29 July 2011

"that they may be one in my hand" (end of v. 19)


While the first part of chapter 37 dramatised the restoration of Israel from exile as a miracle of resurrection from death, the second half of the chapter describes this restoration as a reunification of the two divided kingdoms into a single kingdom. Often these two kingdoms are referred to as the kingdom of Judah and the kingdom of Israel but here the latter is referred to as the kingdom of 'Joseph and all the house/tribes of Israel associated with it' (vv. 16, 19) and the sole name Israel refers to the reunified people.
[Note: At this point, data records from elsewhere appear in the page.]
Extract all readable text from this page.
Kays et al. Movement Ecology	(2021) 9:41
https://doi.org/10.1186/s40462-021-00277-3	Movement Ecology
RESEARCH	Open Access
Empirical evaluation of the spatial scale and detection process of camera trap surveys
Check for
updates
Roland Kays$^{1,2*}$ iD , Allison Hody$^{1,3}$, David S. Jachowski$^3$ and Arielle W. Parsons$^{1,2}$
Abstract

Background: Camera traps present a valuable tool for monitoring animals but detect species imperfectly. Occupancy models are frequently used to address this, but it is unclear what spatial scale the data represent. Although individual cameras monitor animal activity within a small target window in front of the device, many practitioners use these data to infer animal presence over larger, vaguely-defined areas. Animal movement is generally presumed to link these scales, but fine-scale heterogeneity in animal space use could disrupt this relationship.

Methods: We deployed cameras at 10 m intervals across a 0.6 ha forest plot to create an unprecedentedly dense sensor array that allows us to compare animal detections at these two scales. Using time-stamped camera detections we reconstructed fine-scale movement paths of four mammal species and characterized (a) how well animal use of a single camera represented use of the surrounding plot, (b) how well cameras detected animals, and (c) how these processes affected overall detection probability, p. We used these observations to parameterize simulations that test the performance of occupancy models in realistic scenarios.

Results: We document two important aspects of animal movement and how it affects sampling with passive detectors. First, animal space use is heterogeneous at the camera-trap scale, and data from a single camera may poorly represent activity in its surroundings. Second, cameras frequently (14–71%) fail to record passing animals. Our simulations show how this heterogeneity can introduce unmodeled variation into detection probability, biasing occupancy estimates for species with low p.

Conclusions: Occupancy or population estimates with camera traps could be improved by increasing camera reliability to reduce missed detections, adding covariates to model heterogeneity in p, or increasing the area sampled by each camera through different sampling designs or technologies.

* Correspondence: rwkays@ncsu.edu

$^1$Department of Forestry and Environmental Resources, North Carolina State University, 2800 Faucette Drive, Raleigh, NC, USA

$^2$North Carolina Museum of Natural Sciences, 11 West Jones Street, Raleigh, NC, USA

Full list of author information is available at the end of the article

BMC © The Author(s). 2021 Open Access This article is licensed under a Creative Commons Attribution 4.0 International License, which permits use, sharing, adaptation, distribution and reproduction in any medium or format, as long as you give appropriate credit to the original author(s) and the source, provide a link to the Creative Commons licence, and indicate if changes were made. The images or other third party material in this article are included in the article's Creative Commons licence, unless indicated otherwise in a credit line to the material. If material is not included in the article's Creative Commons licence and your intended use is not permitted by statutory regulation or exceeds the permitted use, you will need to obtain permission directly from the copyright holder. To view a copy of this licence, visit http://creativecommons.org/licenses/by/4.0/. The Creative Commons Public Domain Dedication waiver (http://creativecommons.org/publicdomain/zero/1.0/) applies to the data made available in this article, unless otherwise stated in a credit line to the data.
The dramatic symbolic act, the word of God, and the realisation of the action are all of a piece. What God acts out through Ezekiel and what God speaks out are the means of achieving what God desires. Therefore the prophet appears before the people as the representative of God - it is as though God were appearing before them. The two sticks/staffs become one in the hand of the prophet conveying the divine desire/will for the two divided nations to become a single unity (verse 17). All this lies in the "hand" of God (v. 19).

The unification of the kingdom is part of the outcome of bringing back the exiled people: "I will take the people of Israel from the nations among which they have gone, and will gather them from every quarter" (v. 21).

The unity of the people under one king has consequences for how the people are to behave (verse 23). Restoration has implications for behaviour.

To Ponder

In your opinion, what is it that God desires to bring into unity?

If unity lies in being held in the hand of God what do you think this might mean for denominations, local churches, and you?

In what ways do the 'house/tribes' loose/maintain their identity within the reunified people?